Re: [VOTE] KIP-835: Monitor KRaft Controller Quorum Health

Posted by José Armando García Sancio <js...@confluent.io.INVALID>.

Hi Guozhang, thanks for the feedback.

Guozhang wrote:
> Could you elaborate a bit on what does "load-processing-time-us" measure? I
> looked through the discussion thread and the KIP / JIRA but cannot find its
> definitions.

Yes. I updated the KIP. This is what I documented:
1. kafka.server:type=broker-metadata-metrics,name=load-processing-time-us-avg
Reports the average amount of time it took for the broker to process
all pending records when there are pending records in the cluster
metadata partition. The time unit for this metric is microseconds.
2. kafka.server:type=broker-metadata-metrics,name=load-processing-time-us-max
Reports the maximum amount of time it took for the broker to process
all pending records when there are pending records in the cluster
metadata partition. The time unit for this metric is microseconds.
3. kafka.server:type=broker-metadata-metrics,name=record-batch-size-byte-avg
Reports the average byte size of the record batches in the cluster
metadata partition.
4. kafka.server:type=broker-metadata-metrics,name=record-batch-size-byte-max
Reports the maximum byte size of the record batches in the cluster
metadata partition.

-José

Re: [VOTE] KIP-835: Monitor KRaft Controller Quorum Health

Posted by Guozhang Wang <wa...@gmail.com>.

Hello José,

Could you elaborate a bit on what does "load-processing-time-us" measure? I
looked through the discussion thread and the KIP / JIRA but cannot find its
definitions.

Guozhang

On Mon, May 16, 2022 at 1:30 PM David Arthur <mu...@gmail.com> wrote:

> Thanks José, the KIP looks good to me!
>
> +1 binding
>
> -David
>
> On Mon, May 16, 2022 at 11:59 AM José Armando García Sancio
> <js...@confluent.io.invalid> wrote:
>
> > Hi all,
> >
> > I would like to start a vote for KIP-835:
> > https://cwiki.apache.org/confluence/x/0xShD
> >
> > Thanks you,
> > -José
> >
>
>
> --
> David Arthur
>

-- 
-- Guozhang

Re: [VOTE] KIP-835: Monitor KRaft Controller Quorum Health

Posted by David Arthur <mu...@gmail.com>.
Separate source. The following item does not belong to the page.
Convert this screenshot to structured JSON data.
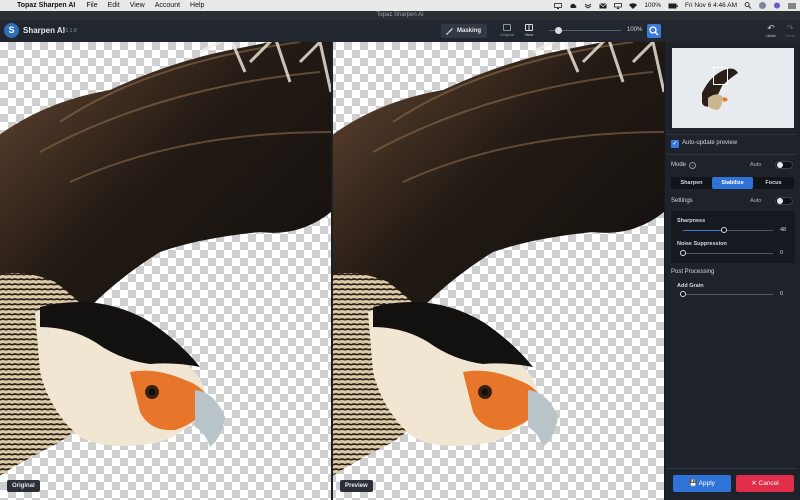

Thanks José, the KIP looks good to me!

+1 binding

-David

On Mon, May 16, 2022 at 11:59 AM José Armando García Sancio
<js...@confluent.io.invalid> wrote:

> Hi all,
>
> I would like to start a vote for KIP-835:
> https://cwiki.apache.org/confluence/x/0xShD
>
> Thanks you,
> -José
>

-- 
David Arthur